Linear’s “duplicate detection” on issue creation. Server-side, presumably embeddings-based. Same constraint mismatch.
gh-search-style local fuzzy finders. Lexical only. Solves the typo case but not the vocabulary-mismatch case that motivates this design.

The closest precedent in spirit is Pieces.app’s local snippet search, which uses local embedding models for personal-knowledge retrieval. Different domain, same constraint stack.

3. What May Be Distinctive

Three properties separate this design from the prior art it draws on.

3.1 Single-binary local-only by construction

Every published “hybrid retrieval” production system above runs as a service. Orbit’s constraint inverts that: no daemon, no service, no API surface, no auth posture to defend. The design is small enough to fit in-process precisely because the corpus is small (tasks, not the whole web). The Embedder trait + brute-force cosine + FTS5 + RRF stack adds up to “hybrid retrieval” but ships as four files in two crates rather than four services.

3.2 Forward compatibility with the graph corpus

The schema’s source_kind discriminator is not future-proofing for its own sake; it commits to a specific phase-2 path where graph symbols join the same vector store under a different source_kind. The brute-force ceiling and the sqlite-vec upgrade path are sized against that future corpus, not against today’s task-only corpus. Most orbit-search-on-tasks projects assume tasks are the whole story; this one explicitly does not.
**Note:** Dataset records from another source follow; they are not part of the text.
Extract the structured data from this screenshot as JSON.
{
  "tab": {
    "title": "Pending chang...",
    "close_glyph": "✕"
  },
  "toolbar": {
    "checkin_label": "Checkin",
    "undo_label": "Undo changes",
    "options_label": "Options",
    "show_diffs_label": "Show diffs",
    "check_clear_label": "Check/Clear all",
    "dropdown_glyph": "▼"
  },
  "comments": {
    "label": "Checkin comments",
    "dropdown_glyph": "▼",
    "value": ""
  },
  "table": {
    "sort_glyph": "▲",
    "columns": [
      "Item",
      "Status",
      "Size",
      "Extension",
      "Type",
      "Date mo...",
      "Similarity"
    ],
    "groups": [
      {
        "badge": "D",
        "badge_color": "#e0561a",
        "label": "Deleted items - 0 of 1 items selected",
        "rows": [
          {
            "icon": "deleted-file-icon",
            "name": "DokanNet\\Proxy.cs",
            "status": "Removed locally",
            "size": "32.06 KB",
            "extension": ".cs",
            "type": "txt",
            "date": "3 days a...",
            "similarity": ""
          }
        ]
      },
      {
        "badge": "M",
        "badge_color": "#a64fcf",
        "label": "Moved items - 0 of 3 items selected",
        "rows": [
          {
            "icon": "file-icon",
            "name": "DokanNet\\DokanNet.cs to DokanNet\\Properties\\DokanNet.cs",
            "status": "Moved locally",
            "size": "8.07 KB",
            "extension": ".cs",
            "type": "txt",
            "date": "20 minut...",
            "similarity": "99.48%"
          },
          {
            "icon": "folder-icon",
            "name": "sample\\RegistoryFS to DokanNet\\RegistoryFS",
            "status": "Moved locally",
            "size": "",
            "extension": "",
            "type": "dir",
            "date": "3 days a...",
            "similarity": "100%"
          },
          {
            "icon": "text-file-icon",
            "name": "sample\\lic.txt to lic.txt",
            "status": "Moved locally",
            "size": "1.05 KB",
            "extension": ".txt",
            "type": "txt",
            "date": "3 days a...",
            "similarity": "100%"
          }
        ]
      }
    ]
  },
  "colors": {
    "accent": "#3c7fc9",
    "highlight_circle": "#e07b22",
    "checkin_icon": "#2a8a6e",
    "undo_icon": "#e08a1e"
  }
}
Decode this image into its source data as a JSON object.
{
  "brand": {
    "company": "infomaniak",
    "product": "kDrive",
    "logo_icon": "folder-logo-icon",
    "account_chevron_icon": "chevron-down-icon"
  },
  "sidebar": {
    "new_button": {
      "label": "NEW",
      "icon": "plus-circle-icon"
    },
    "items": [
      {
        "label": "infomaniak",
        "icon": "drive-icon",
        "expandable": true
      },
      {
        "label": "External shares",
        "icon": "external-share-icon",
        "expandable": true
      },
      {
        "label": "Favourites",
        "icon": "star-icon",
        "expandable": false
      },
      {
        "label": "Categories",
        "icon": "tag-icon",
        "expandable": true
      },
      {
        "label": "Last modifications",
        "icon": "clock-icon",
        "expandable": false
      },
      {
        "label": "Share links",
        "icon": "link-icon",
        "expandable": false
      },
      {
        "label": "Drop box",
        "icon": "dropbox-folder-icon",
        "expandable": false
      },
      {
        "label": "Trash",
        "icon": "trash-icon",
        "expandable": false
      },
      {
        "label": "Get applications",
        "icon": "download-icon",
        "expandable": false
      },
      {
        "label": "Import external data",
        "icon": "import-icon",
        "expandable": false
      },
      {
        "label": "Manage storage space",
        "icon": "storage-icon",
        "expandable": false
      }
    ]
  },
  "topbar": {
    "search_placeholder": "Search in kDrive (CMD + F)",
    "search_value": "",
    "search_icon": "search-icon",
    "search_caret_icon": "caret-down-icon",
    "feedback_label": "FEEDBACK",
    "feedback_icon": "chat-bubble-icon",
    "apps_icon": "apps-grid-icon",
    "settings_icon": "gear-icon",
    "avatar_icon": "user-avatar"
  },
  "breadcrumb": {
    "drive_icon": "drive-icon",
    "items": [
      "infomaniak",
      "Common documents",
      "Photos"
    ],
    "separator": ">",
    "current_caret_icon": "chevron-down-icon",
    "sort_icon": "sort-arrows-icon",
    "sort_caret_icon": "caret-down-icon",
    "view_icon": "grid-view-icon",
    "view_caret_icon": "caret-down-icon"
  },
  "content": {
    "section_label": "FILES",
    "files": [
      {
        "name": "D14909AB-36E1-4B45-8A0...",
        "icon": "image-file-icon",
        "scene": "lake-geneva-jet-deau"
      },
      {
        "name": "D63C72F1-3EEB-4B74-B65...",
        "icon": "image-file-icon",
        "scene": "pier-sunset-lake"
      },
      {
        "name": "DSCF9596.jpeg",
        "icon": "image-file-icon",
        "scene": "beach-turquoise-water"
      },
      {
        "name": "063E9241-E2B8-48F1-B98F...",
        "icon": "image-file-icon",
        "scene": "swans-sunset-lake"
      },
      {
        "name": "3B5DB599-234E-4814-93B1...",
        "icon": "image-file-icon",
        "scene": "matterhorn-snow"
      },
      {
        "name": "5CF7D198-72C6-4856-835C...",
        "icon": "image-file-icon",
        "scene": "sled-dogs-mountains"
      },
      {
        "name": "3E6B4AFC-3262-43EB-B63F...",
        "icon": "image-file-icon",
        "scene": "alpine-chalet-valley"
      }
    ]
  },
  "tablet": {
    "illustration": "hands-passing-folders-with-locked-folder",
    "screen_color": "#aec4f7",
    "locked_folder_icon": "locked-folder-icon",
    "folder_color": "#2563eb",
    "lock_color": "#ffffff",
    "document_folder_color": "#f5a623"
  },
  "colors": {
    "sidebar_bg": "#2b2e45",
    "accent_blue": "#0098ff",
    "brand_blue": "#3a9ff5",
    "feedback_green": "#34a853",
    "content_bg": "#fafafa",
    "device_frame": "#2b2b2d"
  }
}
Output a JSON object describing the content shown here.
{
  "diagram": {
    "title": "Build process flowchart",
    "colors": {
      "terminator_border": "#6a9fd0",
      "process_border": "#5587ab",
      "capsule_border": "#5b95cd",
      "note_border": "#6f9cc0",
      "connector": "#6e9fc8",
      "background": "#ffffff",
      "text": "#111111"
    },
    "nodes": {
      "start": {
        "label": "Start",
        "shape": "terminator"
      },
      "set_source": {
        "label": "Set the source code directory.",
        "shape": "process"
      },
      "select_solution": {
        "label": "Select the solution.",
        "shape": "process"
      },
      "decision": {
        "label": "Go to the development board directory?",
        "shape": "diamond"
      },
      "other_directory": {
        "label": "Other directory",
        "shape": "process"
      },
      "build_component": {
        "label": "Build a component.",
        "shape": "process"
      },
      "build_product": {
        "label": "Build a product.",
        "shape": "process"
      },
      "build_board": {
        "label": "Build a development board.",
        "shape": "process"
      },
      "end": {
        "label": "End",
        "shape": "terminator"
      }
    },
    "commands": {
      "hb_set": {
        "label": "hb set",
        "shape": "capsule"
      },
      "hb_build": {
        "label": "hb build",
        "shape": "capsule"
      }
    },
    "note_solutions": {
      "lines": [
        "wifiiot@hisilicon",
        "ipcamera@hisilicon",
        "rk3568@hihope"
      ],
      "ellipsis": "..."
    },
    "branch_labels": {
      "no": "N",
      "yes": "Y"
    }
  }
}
3.3 Failure-mode honesty in the score breakdown

The result shape exposes bm25_rank and cosine_rank separately on every result. A consumer (especially an agent) can detect “this matched only lexically” or “this matched only semantically” and adjust confidence. Most hybrid systems hide the constituent ranks behind a fused score; surfacing both costs nothing and gives downstream tooling a real signal.

4. References

4.1 Orbit-internal

docs/design/CONVENTIONS.md — folder layout, frontmatter, ADR template.
docs/design/knowledge-graph/ — the corpus phase 2 will index. Phase-1 schema is designed to accommodate it.
docs/design/task-sync/ — relevant for whether embeddings should sync across machines (decision: no, embeddings are derivable from text and stay local).
docs/POSITIONING.md — the self-hosted, no-cloud-dependency stance that rules out hosted embedding APIs.
README.md — single-binary install posture.

4.2 External

fastembed-rs — https://github.com/Anush008/fastembed-rs. The chosen inference backend.
sqlite-vec — https://github.com/asg017/sqlite-vec. Phase-2 vector-index upgrade path.
BGE embedding family — https://huggingface.co/BAAI. Default model lineage.
Reciprocal Rank Fusion paper — Cormack, Clarke, Büttcher, Reciprocal Rank Fusion outperforms Condorcet and individual Rank Learning Methods (SIGIR 2009).
Matryoshka Representation Learning — https://arxiv.org/abs/2205.13147. The truncatable-dimension property of nomic-embed and similar models; relevant if dim-vs-quality becomes a phase-2 lever.
MTEB (Massive Text Embedding Benchmark) — https://huggingface.co/spaces/mteb/leaderboard. The published recall/latency leaderboard the default-model choice leans on.

Task References

[T20260510-3] — Design semantic search over task artifacts and graph (v2). The task that produced this folder.

Resolve any task above with orbit task show <ID> or git log --grep=<ID>.